O entretenimento iemenita de mascar a folha estimulante do khat está cavando o túmulo desse país. Foto: Cam McGrath/IPS
O entretenimento iemenita de mascar a folha estimulante do khat está cavando o túmulo desse país. Foto: Cam McGrath/IPS

 

Sana’a, Iêmen, 4/2/2014 – A capital do Iêmen, Sana’a, tem mais de 2.500 anos, o que a torna uma das cidades habitadas mais antigas do mundo. Mas está vivendo tempo emprestado. Mais da metade dos quatro milhões de habitantes que a cidade terá em 2030 não contarão com alimentos suficientes, alertam economistas.
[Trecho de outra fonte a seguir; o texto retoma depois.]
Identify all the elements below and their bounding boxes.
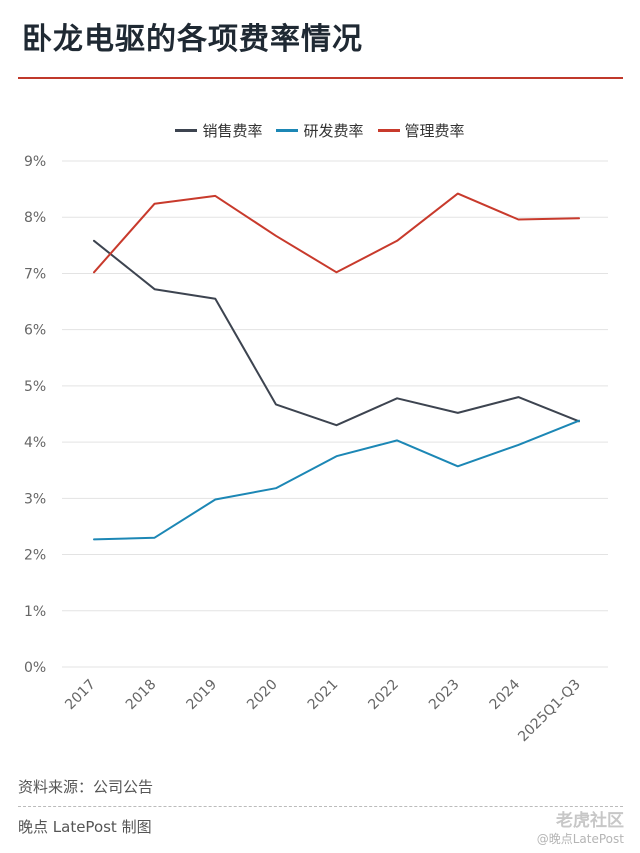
y-tick-label: 5% — [24, 379, 46, 395]
y-tick-label: 4% — [24, 435, 46, 451]
x-tick-label: 2025Q1-Q3 — [515, 677, 584, 746]
x-tick-label: 2023 — [426, 677, 463, 714]
y-tick-label: 9% — [24, 154, 46, 170]
x-tick-label: 2018 — [123, 677, 160, 714]
x-tick-label: 2024 — [487, 676, 524, 713]
credit-note: 晚点 LatePost 制图 — [18, 818, 152, 836]
title-divider — [18, 77, 623, 79]
legend-item-sales: 销售费率 — [175, 120, 262, 141]
legend-label-rd: 研发费率 — [303, 122, 364, 140]
line-chart: 0% 1% 2% 3% 4% 5% 6% 7% 8% 9% 2017 2018 2019 2020 2021… — [24, 154, 608, 746]
x-tick-label: 2020 — [244, 677, 281, 714]
x-tick-label: 2017 — [62, 677, 99, 714]
legend: 销售费率 研发费率 管理费率 — [0, 120, 640, 141]
legend-label-admin: 管理费率 — [404, 122, 465, 140]
watermark-brand: 老虎社区 — [556, 811, 624, 831]
series-line-rd — [93, 419, 580, 541]
legend-label-sales: 销售费率 — [202, 122, 263, 140]
y-tick-label: 6% — [24, 323, 46, 339]
y-tick-label: 2% — [24, 548, 46, 564]
series-line-admin — [93, 192, 580, 274]
legend-swatch-sales — [175, 129, 198, 132]
x-tick-label: 2021 — [305, 677, 342, 714]
legend-swatch-rd — [276, 129, 299, 132]
x-tick-label: 2019 — [184, 677, 221, 714]
x-tick-label: 2022 — [365, 677, 402, 714]
chart-title: 卧龙电驱的各项费率情况 — [22, 22, 363, 57]
y-tick-label: 3% — [24, 491, 46, 507]
y-tick-label: 8% — [24, 210, 46, 226]
legend-swatch-admin — [377, 129, 400, 132]
legend-item-admin: 管理费率 — [377, 120, 465, 141]
y-tick-label: 0% — [24, 660, 46, 676]
series-line-sales — [93, 239, 580, 427]
watermark-user: @晚点LatePost — [536, 832, 624, 846]
footer-divider — [18, 806, 623, 807]
legend-item-rd: 研发费率 — [276, 120, 364, 141]
y-tick-label: 1% — [24, 604, 46, 620]
y-tick-label: 7% — [24, 266, 46, 282]
source-note: 资料来源：公司公告 — [18, 778, 154, 796]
Contudo, antes que isso aconteça, a capital ficará sem água.

“Sana’a consome água muito mais rápido do que a natureza repõe”, destacou o especialista em hidrologia Noori Gamal, do Ministério do Meio Ambiente. “O lençol freático diminui seis metros por ano. Até 2025, poderá ser a primeira capital do mundo a ficar sem água”, afirmou. O Iêmen é um país árido e sua capital recebe apenas 20 centímetros de chuva por ano. Mas o clima não é a razão do veloz esgotamento de seus recursos hídricos subterrâneos. A culpa é inteiramente dos humanos.
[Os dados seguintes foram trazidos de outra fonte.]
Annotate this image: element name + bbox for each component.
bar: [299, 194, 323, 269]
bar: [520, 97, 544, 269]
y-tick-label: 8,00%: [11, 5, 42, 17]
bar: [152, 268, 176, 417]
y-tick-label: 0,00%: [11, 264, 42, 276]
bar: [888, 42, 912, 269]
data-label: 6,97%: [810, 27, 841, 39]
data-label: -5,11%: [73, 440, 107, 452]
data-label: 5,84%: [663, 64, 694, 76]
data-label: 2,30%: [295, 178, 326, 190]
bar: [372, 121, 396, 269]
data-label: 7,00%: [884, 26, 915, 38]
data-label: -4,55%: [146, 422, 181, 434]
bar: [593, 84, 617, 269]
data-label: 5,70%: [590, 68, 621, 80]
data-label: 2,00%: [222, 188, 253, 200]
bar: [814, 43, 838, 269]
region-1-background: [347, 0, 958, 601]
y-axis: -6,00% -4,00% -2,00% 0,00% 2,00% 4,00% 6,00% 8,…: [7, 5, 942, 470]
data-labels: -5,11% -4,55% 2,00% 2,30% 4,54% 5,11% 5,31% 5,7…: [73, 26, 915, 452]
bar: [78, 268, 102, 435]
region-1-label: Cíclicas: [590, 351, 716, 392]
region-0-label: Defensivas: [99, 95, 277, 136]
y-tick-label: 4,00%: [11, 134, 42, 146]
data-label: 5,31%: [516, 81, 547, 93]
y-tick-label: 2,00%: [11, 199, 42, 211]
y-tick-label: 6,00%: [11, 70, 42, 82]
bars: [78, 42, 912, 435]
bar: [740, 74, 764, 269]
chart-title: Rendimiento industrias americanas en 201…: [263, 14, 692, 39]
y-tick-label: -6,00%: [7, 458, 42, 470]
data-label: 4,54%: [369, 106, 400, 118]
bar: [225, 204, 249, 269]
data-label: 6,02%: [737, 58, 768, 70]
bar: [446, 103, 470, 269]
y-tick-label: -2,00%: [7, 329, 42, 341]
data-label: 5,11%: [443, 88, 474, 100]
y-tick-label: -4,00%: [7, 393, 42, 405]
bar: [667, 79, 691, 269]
A obsessão pelo khat (Catha edulis), uma erva cujas folhas de gosto amargo ao serem mastigadas liberam uma substância semelhante às anfetaminas, está arruinando a economia iemenita e bebendo sua preciosa água.

Há 30 anos, mascar folhas de khat era um passatempo ocasional. Hoje é parte essencial da vida cotidiana neste empobrecido país árabe de 26 milhões de habitantes: 70% dos homens e um terço das mulheres a consomem habitualmente. Estima-se que diariamente são gastos US$ 20 milhões em khat e 80 milhões de horas de trabalho são perdidas por seu consumo.
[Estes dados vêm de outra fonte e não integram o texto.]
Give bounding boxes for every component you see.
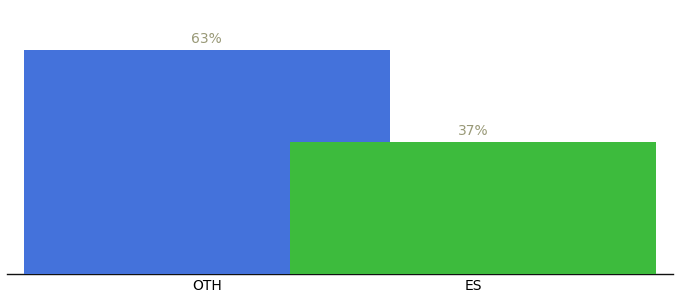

“O dia inteiro gira em torno do khat”, disse à IPS o vendedor de couros Ali Ayoub, que dedica à mastigação quatro horas por dia. Podem ser mais se há um casamento ou outra comemoração. “Às duas da tarde já não se encontra ninguém trabalhando. Todo mundo vai embora cedo para comprar khat”, afirmou.

Como muitos outros pobres, Ayoub gasta mais dinheiro na droga do que com alimentos para sua desnutrida família. Ele argumenta que o khat estimula a mente e serve de fuga para a dura existência iemenita: pobreza absoluta, grande desemprego e enfrentamentos políticos. “As pessoas dizem que o khat é a raiz dos problemas do Iêmen, mas é apenas um sintoma”, afirmou.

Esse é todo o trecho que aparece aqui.